Neste sentido, a luta da população indígena para não ser completamente dizimada pelo atual Governo tomou mais força com o esvaziamento das instituições públicas que deveriam zelar pela segurança e direitos indígenas, como a Fundação Nacional do Índio (FUNAI), além dos ataques às comunidades e aos seus territórios por todo o país. Em 2021, a votação do Marco Temporal [1], até hoje suspensa pelo Supremo Tribunal Federal (STF), visa retirar a posse de terras indígenas garantidas pela Constituição. De acordo com Luis Donisete, Coordenador-Executivo do Iepé, o fechamento dos espaços públicos de políticas indigenistas e ambientais no Brasil, tiveram grandes implicações para o exercício da participação cidadã e controle social indígena.
“O viés antidemocrático e anti-indígena do atual governo foi transformado em orientação para as políticas do Estado brasileiro, contrárias ao ativismo e à atuação da sociedade civil organizada. O resultado disso foi o abandono de programas e políticas governamentais que implementavam direitos consagrados na nossa legislação em diferentes áreas: saúde, educação, cultura, gestão territorial, proteção das terras indígenas. Hoje não existem mais canais de interlocução entre representantes indígenas e diferentes órgãos governamentais. É um enorme retrocesso que vai exigir anos e muita dedicação para ser reconstruído”, denuncia Donisete.
Nesse contexto de incertezas, denúncias e silenciamento da sociedade civil no Brasil, Raça e Igualdade faz um chamado aos mecanismos internacionais de direitos humanos para um quadro que pode se agravar ainda mais com as eleições em curso no país em 2022. Considerando os retrocessos e as limitações à participação cidadão mencionadas acima, e para fortalecer o papel da sociedade civil na vida democrática, é importante que o Estado brasileiro avance, entre outros, em:
1 – Conforme previsto constitucionalmente e nas leis, garantir a participação política da sociedade civil organizada nas instituições públicas e espaços de decisão de poder, com efetivo acompanhamento e monitoramento das políticas e orçamento público;
2 – Garantir a transparência no acesso às informações públicas e realização de coleta de dados para construção de políticas públicas interseccionais, conforme previsto pela Lei de Acesso à Informação;
3 – Fortalecer o Programa de Proteção aos Defensores de Direitos Humanos, Comunicadores e Ambientalistas (PPDDH), que vem sofrendo desmonte especialmente em razão da baixa execução orçamentária, como também pelo enfraquecimento da participação popular no Conselho Deliberativo do PPDDH. [2]
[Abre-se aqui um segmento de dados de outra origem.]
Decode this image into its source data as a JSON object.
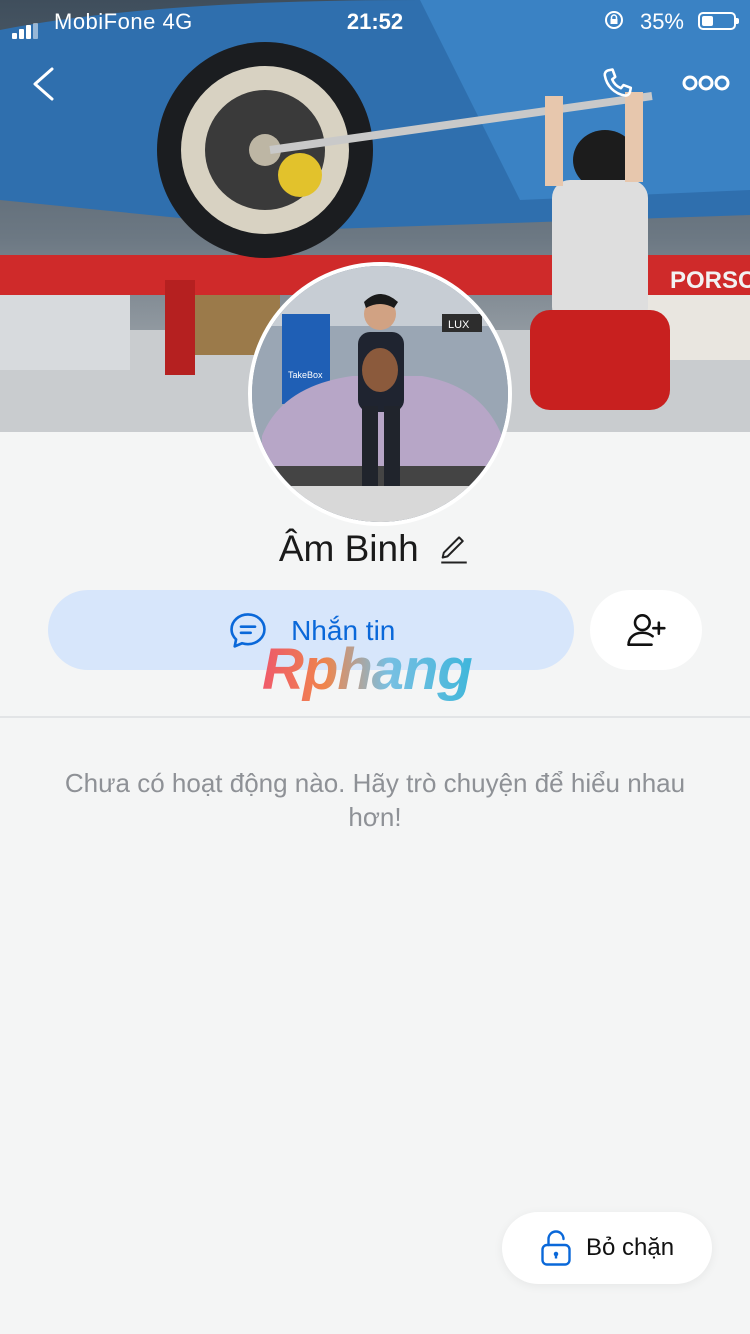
{
  "status_bar": {
    "carrier": "MobiFone  4G",
    "time": "21:52",
    "battery": "35%"
  },
  "profile": {
    "name": "Âm Binh"
  },
  "actions": {
    "message_label": "Nhắn tin"
  },
  "watermark": "Rphang",
  "cover": {
    "sign_text": "PORSCHE",
    "kiosk_text": "TakeBox",
    "lux_text": "LUX"
  },
  "empty_state": "Chưa có hoạt động nào. Hãy trò chuyện để hiểu nhau hơn!",
  "unblock": {
    "label": "Bỏ chặn"
  },
  "colors": {
    "accent": "#0a68d9",
    "message_bg": "#d7e6fb",
    "page_bg": "#f4f5f5"
  },
  "icons": {
    "back": "chevron-left-icon",
    "call": "phone-icon",
    "more": "more-icon",
    "edit": "pencil-icon",
    "message": "chat-bubble-icon",
    "add_friend": "add-user-icon",
    "unblock": "unlock-icon"
  }
}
4 – Criar conselhos de participação da sociedade civil levando em conta as distintas realidades da população brasileira. Os conselhos devem atender as especificidades e ser espaço de escuta e decisão para as populações mais vulnerabilizadas, dentre estas: negra, indígena, quilombolas e povos ciganos.
[1] Esses conselhos funcionam teoricamente, mas na prática não têm capacidade de incorporar a perspectiva da sociedade civil.